After recalling all those seasons, his eyes wading in tears, he said he was all alone, outside of two good neighbors who check-in on him. Nevertheless, through his tears he drew a powerful conclusion for both of us: he said he had a good life and was grateful to God for it, which I considered a brave, vulnerable theology of aging wrapped in gratitude.
Time for God
The psalmist says poignantly, “A thousand years in your sight are like a day that has just gone by, or like a watch in the night” (Ps. 90:4). For God, time is so different from what it is for humans. We wonder today how the Israelites could wander for 40 years in the wilderness, but that’s such a finite amount of time for God, who can see past the present to a future we cannot see. Even the cemetery I walk through, which is old by U.S. standards, spanning several hundred years, must barely register on God’s metric of time.

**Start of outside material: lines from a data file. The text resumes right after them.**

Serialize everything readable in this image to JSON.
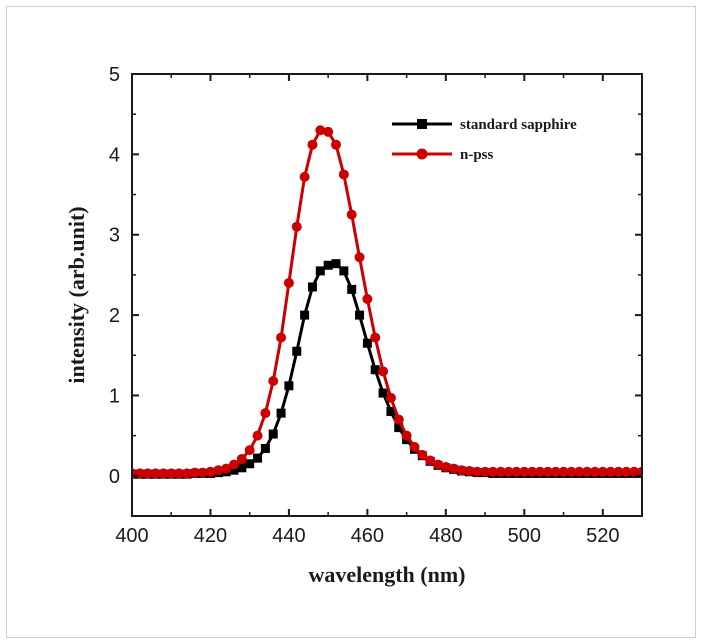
{
  "chart_data": {
    "type": "line",
    "xlabel": "wavelength (nm)",
    "ylabel": "intensity (arb.unit)",
    "xlim": [
      400,
      530
    ],
    "ylim": [
      -0.5,
      5
    ],
    "xticks": [
      400,
      420,
      440,
      460,
      480,
      500,
      520
    ],
    "yticks": [
      0,
      1,
      2,
      3,
      4,
      5
    ],
    "legend_position": "top-right",
    "series": [
      {
        "name": "standard sapphire",
        "color": "#000000",
        "marker": "square",
        "x": [
          400,
          402,
          404,
          406,
          408,
          410,
          412,
          414,
          416,
          418,
          420,
          422,
          424,
          426,
          428,
          430,
          432,
          434,
          436,
          438,
          440,
          442,
          444,
          446,
          448,
          450,
          452,
          454,
          456,
          458,
          460,
          462,
          464,
          466,
          468,
          470,
          472,
          474,
          476,
          478,
          480,
          482,
          484,
          486,
          488,
          490,
          492,
          494,
          496,
          498,
          500,
          502,
          504,
          506,
          508,
          510,
          512,
          514,
          516,
          518,
          520,
          522,
          524,
          526,
          528,
          530
        ],
        "y": [
          0.02,
          0.02,
          0.02,
          0.02,
          0.02,
          0.02,
          0.02,
          0.02,
          0.03,
          0.03,
          0.03,
          0.04,
          0.05,
          0.07,
          0.1,
          0.15,
          0.22,
          0.34,
          0.52,
          0.78,
          1.12,
          1.55,
          2.0,
          2.35,
          2.55,
          2.62,
          2.64,
          2.55,
          2.32,
          2.0,
          1.65,
          1.32,
          1.03,
          0.8,
          0.6,
          0.45,
          0.33,
          0.25,
          0.18,
          0.13,
          0.1,
          0.08,
          0.06,
          0.05,
          0.04,
          0.04,
          0.03,
          0.03,
          0.03,
          0.03,
          0.03,
          0.03,
          0.03,
          0.03,
          0.03,
          0.03,
          0.03,
          0.03,
          0.03,
          0.03,
          0.03,
          0.03,
          0.03,
          0.03,
          0.03,
          0.03
        ]
      },
      {
        "name": "n-pss",
        "color": "#cc0000",
        "marker": "circle",
        "x": [
          400,
          402,
          404,
          406,
          408,
          410,
          412,
          414,
          416,
          418,
          420,
          422,
          424,
          426,
          428,
          430,
          432,
          434,
          436,
          438,
          440,
          442,
          444,
          446,
          448,
          450,
          452,
          454,
          456,
          458,
          460,
          462,
          464,
          466,
          468,
          470,
          472,
          474,
          476,
          478,
          480,
          482,
          484,
          486,
          488,
          490,
          492,
          494,
          496,
          498,
          500,
          502,
          504,
          506,
          508,
          510,
          512,
          514,
          516,
          518,
          520,
          522,
          524,
          526,
          528,
          530
        ],
        "y": [
          0.03,
          0.03,
          0.03,
          0.03,
          0.03,
          0.03,
          0.03,
          0.03,
          0.04,
          0.04,
          0.05,
          0.07,
          0.09,
          0.14,
          0.21,
          0.32,
          0.5,
          0.78,
          1.18,
          1.72,
          2.4,
          3.1,
          3.72,
          4.12,
          4.3,
          4.28,
          4.12,
          3.75,
          3.25,
          2.72,
          2.2,
          1.72,
          1.3,
          0.97,
          0.7,
          0.5,
          0.36,
          0.26,
          0.19,
          0.14,
          0.11,
          0.09,
          0.07,
          0.06,
          0.05,
          0.05,
          0.05,
          0.05,
          0.05,
          0.05,
          0.05,
          0.05,
          0.05,
          0.05,
          0.05,
          0.05,
          0.05,
          0.05,
          0.05,
          0.05,
          0.05,
          0.05,
          0.05,
          0.05,
          0.05,
          0.05
        ]
      }
    ]
  }
}
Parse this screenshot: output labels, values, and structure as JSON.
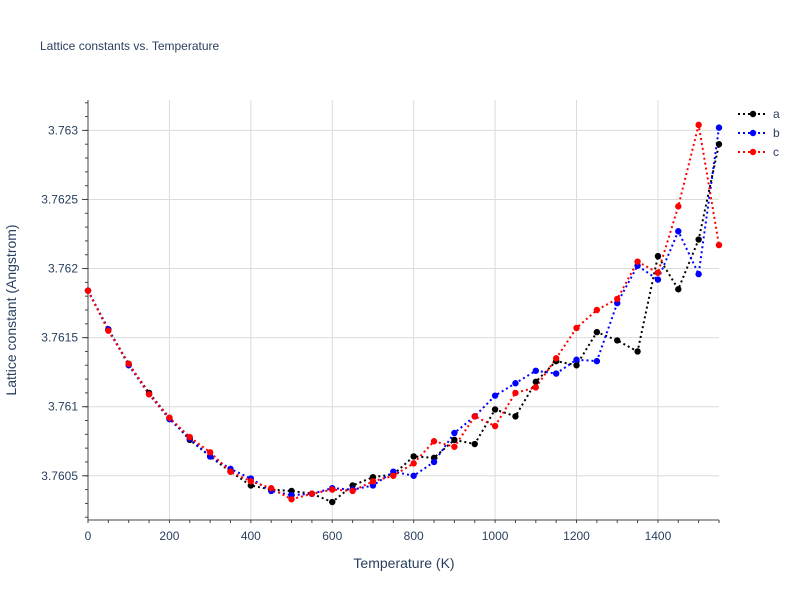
{
  "chart_data": {
    "type": "line",
    "title": "Lattice constants vs. Temperature",
    "xlabel": "Temperature (K)",
    "ylabel": "Lattice constant (Angstrom)",
    "xlim": [
      0,
      1550
    ],
    "ylim": [
      3.76018,
      3.76322
    ],
    "x_ticks": [
      0,
      200,
      400,
      600,
      800,
      1000,
      1200,
      1400
    ],
    "x_tick_labels": [
      "0",
      "200",
      "400",
      "600",
      "800",
      "1000",
      "1200",
      "1400"
    ],
    "y_ticks": [
      3.7605,
      3.761,
      3.7615,
      3.762,
      3.7625,
      3.763
    ],
    "y_tick_labels": [
      "3.7605",
      "3.761",
      "3.7615",
      "3.762",
      "3.7625",
      "3.763"
    ],
    "grid": true,
    "legend_position": "top-right",
    "x": [
      0,
      50,
      100,
      150,
      200,
      250,
      300,
      350,
      400,
      450,
      500,
      550,
      600,
      650,
      700,
      750,
      800,
      850,
      900,
      950,
      1000,
      1050,
      1100,
      1150,
      1200,
      1250,
      1300,
      1350,
      1400,
      1450,
      1500,
      1550
    ],
    "series": [
      {
        "name": "a",
        "color": "#000000",
        "values": [
          3.76184,
          3.76156,
          3.76131,
          3.7611,
          3.76092,
          3.76076,
          3.76064,
          3.76053,
          3.76043,
          3.7604,
          3.76039,
          3.76037,
          3.76031,
          3.76043,
          3.76049,
          3.76051,
          3.76064,
          3.76063,
          3.76076,
          3.76073,
          3.76098,
          3.76093,
          3.76118,
          3.76133,
          3.7613,
          3.76154,
          3.76148,
          3.7614,
          3.76209,
          3.76185,
          3.76221,
          3.7629
        ]
      },
      {
        "name": "b",
        "color": "#0000ff",
        "values": [
          3.76184,
          3.76156,
          3.7613,
          3.76109,
          3.76091,
          3.76077,
          3.76064,
          3.76055,
          3.76048,
          3.76039,
          3.76036,
          3.76037,
          3.76041,
          3.7604,
          3.76043,
          3.76053,
          3.7605,
          3.7606,
          3.76081,
          3.76093,
          3.76108,
          3.76117,
          3.76126,
          3.76124,
          3.76134,
          3.76133,
          3.76175,
          3.76202,
          3.76192,
          3.76227,
          3.76196,
          3.76302
        ]
      },
      {
        "name": "c",
        "color": "#ff0000",
        "values": [
          3.76184,
          3.76155,
          3.76131,
          3.76109,
          3.76092,
          3.76078,
          3.76067,
          3.76053,
          3.76046,
          3.76041,
          3.76033,
          3.76037,
          3.7604,
          3.76039,
          3.76046,
          3.7605,
          3.76059,
          3.76075,
          3.76071,
          3.76093,
          3.76086,
          3.7611,
          3.76114,
          3.76135,
          3.76157,
          3.7617,
          3.76178,
          3.76205,
          3.76197,
          3.76245,
          3.76304,
          3.76217
        ]
      }
    ]
  }
}
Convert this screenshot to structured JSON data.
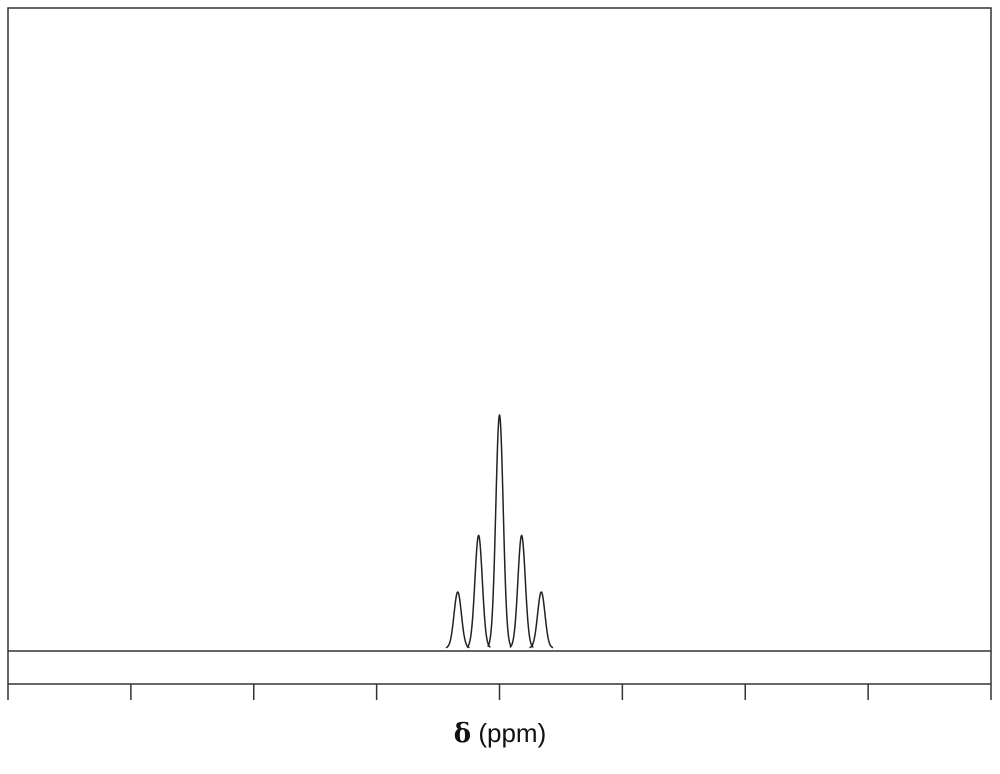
{
  "chart_data": {
    "type": "line",
    "title": "",
    "xlabel_symbol": "δ",
    "xlabel_unit": "(ppm)",
    "ylabel": "",
    "xlim": [
      0,
      8
    ],
    "ylim": [
      0,
      1
    ],
    "x_ticks": [
      0,
      1,
      2,
      3,
      4,
      5,
      6,
      7,
      8
    ],
    "x_tick_labels": [],
    "grid": false,
    "legend": "none",
    "series": [
      {
        "multiplicity": "quintet",
        "center": 4.0,
        "peaks": [
          {
            "x": 3.66,
            "height": 0.25
          },
          {
            "x": 3.83,
            "height": 0.49
          },
          {
            "x": 4.0,
            "height": 1.0
          },
          {
            "x": 4.18,
            "height": 0.49
          },
          {
            "x": 4.34,
            "height": 0.25
          }
        ],
        "peak_width": 0.03
      }
    ]
  }
}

When we talk about aging and the seasons passing by, we are in a sense talking about faith. Hebrews says, “Now faith is the assurance of things hoped for, the conviction of things not seen” (11:1). Within the wilderness passages, where God gave God’s people manna each morning, God is teaching us to have faith in God’s daily provision–to build our faith on what God offers us in the present. In so doing, we travel toward the apex of the journey of faith that our older saints have figured out: a fertile summit garden blossoming with daily gratitude, watered by the faith gathered in and through the seasons.
Parting In Gratitude for Eternal Hope
Christian hope is rooted in anticipating what God has been doing through Jesus Christ. We live in expectation, wrapped in faith, secured through our Lord Jesus Christ’s grace-filled covenant. The Apostle Paul writes, “So we fix our eyes not on what is seen, but on what is unseen, since what is seen is temporary, but what is unseen is eternal” (2 Cor. 4:18). We continue moving toward that which is unseen, for it is eternal. The seminal hymn Amazing Grace ends with a commentary on time rooted in this promise of the faith that declares a reality that shall be ours: praising God for eternity.
When we’ve been there 10,000 years,
Bright shining as the sun,
We’ve no less days to sing God’s praise
Than when we first begun.
Glory be to the Father, and to the Son, and to the Holy Spirit, as it was in the beginning, is now and ever shall be: world without end, Amen, Amen.